- Born: 1872
- Died: 1965 (aged 92–93)
- Occupations: feminist, socialist and pacifist journalist
- Notable work: co-founder and director of the weekly newspaper La Voix des femmes

= Colette Reynaud =

French feminist, socialist and journalist

Colette Reynaud (1872–1965) was a French feminist, socialist and pacifist journalist. In 1917, she was the co-founder and director of the weekly newspaper La Voix des femmes (Women's voice).

==Career==
Together with Louise Bodin, Reynaud founded the newspaper La Voix des femmes on October 31, 1917, to promote women's right to vote. Reynaud managed the newspaper while Bodin assumed the role of editor-in-chief, attracting the participation of celebrities such as Séverine, Madeleine Pelletier, Hélène Brion, Henri Barbusse, and Marcel Cachin. The newspaper was launched in the middle of the World War I in a context of repression, symbolized in November 1917 by the arrest of the teacher Hélène Brion, accused of defeatist propaganda.
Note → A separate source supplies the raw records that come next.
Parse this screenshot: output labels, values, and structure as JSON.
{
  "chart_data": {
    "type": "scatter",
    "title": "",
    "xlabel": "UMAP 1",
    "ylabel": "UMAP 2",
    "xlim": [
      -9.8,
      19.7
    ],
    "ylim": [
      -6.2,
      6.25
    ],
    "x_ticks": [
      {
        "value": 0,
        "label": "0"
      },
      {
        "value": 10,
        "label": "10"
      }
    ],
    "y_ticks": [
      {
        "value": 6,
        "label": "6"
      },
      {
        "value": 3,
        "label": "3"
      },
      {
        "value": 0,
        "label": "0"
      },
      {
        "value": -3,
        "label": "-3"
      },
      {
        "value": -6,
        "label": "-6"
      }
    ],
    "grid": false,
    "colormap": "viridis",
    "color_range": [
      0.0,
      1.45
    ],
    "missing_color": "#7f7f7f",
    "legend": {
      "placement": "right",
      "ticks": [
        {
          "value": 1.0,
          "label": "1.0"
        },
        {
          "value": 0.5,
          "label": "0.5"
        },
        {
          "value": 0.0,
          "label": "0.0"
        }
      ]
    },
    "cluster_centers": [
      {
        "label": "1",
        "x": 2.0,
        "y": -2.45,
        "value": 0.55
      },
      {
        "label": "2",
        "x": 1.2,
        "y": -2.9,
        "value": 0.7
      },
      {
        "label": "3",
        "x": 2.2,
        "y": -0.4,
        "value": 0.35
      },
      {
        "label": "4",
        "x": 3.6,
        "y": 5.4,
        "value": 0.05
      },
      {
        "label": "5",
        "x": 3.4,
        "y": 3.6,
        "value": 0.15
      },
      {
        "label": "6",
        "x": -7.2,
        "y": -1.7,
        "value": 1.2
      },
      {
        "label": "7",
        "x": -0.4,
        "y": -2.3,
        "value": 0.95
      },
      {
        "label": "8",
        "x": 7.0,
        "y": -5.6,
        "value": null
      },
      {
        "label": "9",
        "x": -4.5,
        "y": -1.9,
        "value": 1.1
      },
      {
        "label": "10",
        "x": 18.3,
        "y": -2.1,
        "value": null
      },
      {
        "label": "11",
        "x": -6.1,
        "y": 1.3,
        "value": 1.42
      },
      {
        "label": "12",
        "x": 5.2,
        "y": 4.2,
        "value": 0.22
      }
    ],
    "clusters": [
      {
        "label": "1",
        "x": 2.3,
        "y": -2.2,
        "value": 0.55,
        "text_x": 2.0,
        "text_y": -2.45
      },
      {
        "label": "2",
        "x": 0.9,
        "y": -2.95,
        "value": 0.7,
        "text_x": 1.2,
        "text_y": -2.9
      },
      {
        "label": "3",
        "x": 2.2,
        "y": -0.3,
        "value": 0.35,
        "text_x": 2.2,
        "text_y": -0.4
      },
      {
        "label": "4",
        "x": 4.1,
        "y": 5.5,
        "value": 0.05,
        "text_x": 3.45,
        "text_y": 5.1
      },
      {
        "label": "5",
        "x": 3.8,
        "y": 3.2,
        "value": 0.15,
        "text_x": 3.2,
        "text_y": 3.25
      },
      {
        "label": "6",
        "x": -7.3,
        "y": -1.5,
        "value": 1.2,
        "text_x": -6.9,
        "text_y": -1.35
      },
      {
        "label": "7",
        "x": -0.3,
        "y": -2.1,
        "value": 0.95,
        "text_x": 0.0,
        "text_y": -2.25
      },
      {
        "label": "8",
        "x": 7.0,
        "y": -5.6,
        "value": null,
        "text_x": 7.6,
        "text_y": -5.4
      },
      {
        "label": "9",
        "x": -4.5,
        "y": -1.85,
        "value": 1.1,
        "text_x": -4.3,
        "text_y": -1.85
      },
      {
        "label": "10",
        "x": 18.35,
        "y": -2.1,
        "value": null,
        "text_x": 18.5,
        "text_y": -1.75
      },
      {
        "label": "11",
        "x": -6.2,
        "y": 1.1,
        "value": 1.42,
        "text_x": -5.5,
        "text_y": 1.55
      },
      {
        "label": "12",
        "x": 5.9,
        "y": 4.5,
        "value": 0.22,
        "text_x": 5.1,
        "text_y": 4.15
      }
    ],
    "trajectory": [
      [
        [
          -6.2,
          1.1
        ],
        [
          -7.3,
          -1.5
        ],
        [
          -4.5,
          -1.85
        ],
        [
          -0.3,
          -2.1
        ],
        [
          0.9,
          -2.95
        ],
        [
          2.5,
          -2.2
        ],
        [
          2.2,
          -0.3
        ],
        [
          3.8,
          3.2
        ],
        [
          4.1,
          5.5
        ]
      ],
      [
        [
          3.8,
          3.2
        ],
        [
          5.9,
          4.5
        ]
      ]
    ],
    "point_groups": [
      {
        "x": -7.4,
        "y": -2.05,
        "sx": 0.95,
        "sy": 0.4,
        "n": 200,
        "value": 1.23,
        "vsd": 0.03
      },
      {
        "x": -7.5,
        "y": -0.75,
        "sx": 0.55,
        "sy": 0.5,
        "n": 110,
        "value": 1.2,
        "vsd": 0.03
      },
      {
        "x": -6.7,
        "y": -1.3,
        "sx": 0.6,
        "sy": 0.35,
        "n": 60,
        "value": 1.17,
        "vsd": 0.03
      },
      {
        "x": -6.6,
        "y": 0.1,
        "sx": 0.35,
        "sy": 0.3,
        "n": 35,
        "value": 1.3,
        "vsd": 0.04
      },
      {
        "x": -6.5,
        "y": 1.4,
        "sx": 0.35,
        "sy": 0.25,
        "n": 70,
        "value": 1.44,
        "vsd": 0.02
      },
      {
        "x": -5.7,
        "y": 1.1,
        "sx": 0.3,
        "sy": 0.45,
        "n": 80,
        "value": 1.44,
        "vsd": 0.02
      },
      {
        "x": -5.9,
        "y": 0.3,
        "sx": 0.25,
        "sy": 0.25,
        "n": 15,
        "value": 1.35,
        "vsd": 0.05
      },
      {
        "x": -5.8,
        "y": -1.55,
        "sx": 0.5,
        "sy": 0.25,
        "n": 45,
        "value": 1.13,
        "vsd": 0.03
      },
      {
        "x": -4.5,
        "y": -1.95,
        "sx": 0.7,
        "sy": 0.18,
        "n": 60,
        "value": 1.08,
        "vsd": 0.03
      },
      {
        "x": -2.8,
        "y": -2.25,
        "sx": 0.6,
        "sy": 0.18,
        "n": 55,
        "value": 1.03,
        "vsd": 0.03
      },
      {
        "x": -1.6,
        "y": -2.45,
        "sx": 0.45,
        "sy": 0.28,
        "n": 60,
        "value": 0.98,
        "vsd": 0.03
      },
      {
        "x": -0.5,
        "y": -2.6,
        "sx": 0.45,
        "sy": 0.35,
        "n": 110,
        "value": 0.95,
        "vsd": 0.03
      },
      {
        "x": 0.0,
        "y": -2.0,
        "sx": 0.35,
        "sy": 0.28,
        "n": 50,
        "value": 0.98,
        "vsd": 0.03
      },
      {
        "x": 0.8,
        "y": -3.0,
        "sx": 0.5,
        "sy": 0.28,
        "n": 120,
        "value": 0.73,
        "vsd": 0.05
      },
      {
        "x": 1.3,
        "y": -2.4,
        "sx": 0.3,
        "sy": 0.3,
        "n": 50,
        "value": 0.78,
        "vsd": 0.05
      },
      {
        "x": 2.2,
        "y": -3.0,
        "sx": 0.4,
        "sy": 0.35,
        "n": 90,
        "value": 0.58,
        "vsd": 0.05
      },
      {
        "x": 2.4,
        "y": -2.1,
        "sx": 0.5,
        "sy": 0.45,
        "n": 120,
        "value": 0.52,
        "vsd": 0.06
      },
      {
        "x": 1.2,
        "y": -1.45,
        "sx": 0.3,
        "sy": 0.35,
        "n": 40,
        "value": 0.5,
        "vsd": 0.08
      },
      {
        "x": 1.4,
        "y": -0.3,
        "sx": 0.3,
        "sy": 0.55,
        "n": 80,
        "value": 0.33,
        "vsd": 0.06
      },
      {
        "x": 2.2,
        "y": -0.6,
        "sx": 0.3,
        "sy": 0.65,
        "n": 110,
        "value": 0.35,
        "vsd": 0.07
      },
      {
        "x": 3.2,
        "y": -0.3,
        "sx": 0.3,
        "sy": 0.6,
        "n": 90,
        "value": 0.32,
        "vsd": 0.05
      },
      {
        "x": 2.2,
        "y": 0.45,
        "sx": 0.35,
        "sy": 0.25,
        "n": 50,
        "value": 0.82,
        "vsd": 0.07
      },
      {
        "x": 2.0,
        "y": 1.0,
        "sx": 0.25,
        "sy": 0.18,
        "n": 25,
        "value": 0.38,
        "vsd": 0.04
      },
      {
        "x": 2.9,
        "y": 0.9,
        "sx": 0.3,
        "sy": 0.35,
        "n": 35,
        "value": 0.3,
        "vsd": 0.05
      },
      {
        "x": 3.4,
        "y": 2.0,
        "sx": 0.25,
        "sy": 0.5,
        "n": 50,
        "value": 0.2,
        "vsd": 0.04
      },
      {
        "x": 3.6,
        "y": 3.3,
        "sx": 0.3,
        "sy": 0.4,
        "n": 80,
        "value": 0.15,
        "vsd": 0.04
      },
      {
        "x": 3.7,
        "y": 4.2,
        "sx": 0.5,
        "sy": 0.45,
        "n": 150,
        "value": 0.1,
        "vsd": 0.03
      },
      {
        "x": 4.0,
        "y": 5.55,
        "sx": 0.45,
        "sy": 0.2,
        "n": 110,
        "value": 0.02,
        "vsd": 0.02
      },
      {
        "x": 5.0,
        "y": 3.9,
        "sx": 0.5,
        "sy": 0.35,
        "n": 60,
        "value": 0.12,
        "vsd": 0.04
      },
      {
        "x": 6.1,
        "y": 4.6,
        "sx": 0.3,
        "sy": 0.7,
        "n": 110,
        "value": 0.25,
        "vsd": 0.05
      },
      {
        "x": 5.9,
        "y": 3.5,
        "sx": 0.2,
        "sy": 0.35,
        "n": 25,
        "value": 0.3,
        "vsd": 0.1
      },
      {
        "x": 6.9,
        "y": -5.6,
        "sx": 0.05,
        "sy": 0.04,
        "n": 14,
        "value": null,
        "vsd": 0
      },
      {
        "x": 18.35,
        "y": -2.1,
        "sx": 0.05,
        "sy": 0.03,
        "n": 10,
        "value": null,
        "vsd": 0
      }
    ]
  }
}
From December 1, 1922, Reynaud attempted to publish the newspaper on a daily basis, with Noëlie Drous as editor-in-chief, but quickly gave up such frequency. It continued to appear until 1937. In 1930, Marguerite Durand referred to Reynaud as one of the "remarkable professionals" of women's journalism of her day, noting that she kept more to a management than to an editorial role.

The historian of socialism, Julien Chuzeville, thought that Reynaud was probably a member of the French Section of the Workers' International (SFIO) when she joined the committee of the Third Communist International, adding that she undoubtedly was a member of the French Communist Party when it split in 1920. In October 1920, Reynaud also joined the Action Committee for the release of imprisoned militants, notably Fernand Loriot, Boris Souvarine, and Pierre Monatte.

After the war, Reynaud became a member of the committee of the French branch of the Women's League Against War, then served as secretary of the Union populaire pour la paix universelle (People's Union for Universal Peace). In 1926, she co-founded the Ligue d’action féminine (Women's Action League) to push for the immediate acceptance of women's suffrage under the leadership of Marthe Bray.

==Personal life==
A Freemason, Reynaud was a member of the lodge Le Droit Humain, and of the fraternal association of journalists, where she associated with Camille Chautemps, Marcel Huart, Aristide Quillet, and Alexandre Varenne.

Married to a doctor, Reynaud was the mother of two children.